I think these results are also an interesting contribution to the discussion about what matters more: the encoder or the decoder. MT models are often explained as conditional language models. Such conceptualization attributes the primary role to the decoder, this was also reflected in the first experiments with back-translation where the authors believed that it is important to have an authentic target side. Recently several papers supported the opposite view. I discussed few of them on this blog too: forward translation can be as useful as back-translation (MT Weekly 21), probing shows that a large part of the translation process happens mostly in the encoder (MT Weekly 35), the decoder can be shallow if the encoder is deep (MT Weekly 45). GPT-3, on the other hand, seems to support a strong decoder hypothesis.
What are the consequences for unsupervised MT? Does that mean that it is solved: we just need to collect enough data, train large models, and perhaps distill them for practical deployment? Well, maybe, but what about low resource languages?
My takeaway is that the research community needs to start putting more care into underrepresented languages.
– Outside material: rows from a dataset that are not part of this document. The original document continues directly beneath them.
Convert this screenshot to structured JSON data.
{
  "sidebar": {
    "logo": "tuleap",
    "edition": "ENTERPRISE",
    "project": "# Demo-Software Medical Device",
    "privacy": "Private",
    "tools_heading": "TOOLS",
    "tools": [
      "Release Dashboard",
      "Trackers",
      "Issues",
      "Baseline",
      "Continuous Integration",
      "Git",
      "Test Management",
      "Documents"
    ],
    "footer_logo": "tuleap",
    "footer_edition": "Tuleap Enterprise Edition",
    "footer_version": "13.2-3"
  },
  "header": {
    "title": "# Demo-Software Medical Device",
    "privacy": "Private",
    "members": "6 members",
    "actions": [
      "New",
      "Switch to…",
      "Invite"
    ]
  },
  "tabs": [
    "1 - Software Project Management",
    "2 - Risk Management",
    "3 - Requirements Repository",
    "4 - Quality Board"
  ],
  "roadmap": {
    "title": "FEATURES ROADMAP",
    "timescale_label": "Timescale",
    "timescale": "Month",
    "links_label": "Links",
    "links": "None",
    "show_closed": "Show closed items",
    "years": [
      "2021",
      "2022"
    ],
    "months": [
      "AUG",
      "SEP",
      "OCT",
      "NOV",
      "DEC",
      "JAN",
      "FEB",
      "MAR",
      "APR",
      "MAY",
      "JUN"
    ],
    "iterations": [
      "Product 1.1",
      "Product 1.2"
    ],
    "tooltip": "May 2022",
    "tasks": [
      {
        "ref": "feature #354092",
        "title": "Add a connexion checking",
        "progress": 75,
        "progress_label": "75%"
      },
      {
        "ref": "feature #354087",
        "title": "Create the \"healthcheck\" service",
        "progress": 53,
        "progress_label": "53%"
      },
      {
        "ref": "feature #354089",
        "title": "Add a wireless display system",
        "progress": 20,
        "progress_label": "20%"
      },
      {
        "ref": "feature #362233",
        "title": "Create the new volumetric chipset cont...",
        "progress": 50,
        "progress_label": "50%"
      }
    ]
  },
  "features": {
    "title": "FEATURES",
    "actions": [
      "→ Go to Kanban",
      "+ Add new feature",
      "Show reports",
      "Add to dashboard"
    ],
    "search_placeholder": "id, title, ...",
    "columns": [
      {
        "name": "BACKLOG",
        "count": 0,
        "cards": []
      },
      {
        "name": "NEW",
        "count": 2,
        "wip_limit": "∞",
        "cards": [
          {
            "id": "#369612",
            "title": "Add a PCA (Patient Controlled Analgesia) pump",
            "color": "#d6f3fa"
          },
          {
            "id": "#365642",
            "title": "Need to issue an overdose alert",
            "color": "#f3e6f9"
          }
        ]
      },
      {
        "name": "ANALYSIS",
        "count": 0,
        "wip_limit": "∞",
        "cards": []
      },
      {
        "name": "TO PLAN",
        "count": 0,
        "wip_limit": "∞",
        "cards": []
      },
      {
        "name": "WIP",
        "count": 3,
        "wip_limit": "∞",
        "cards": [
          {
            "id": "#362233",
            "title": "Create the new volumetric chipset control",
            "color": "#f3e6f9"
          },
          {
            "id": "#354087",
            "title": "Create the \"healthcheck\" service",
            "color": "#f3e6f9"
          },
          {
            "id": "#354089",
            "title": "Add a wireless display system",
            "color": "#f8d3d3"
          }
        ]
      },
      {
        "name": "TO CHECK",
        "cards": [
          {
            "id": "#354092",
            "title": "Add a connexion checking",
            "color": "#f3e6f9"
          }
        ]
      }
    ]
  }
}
These results show that large data and model size is a solution, indeed if you can get data that is large enough. Companies will find their way how to do it at a reasonable cost and develop excellent applications for languages spoken by the richest nations. There is a danger that languages of less privileged nations would stay behind and further increase the technological gap between the developed and developing nations.
Biases in the model
The authors claim that increasing the model capacity and the training data size, significantly reduces (but not at all eliminates) gender, racial and religious bias from the model predictions. I think this observation nicely matches human experience: with only limited knowledge, stereotyping might seem to have strong explanative power, whereas from a broader and more informed perspective, the harmfulness of the stereotypes suddenly becomes clearer.
I wonder if this is actually good or bad news for the field. On the one hand, it is good to know that having more data can help reduce bias. On the other hand, this might lead to apologetic arguments saying: if we had enough data, our model would not be biased. It might be true, but with a limited practical impact. GPT-3 shows that even 300 billion English words are not enough to get rid of the biases, and there are only a few languages where we can collect such a huge amount of data.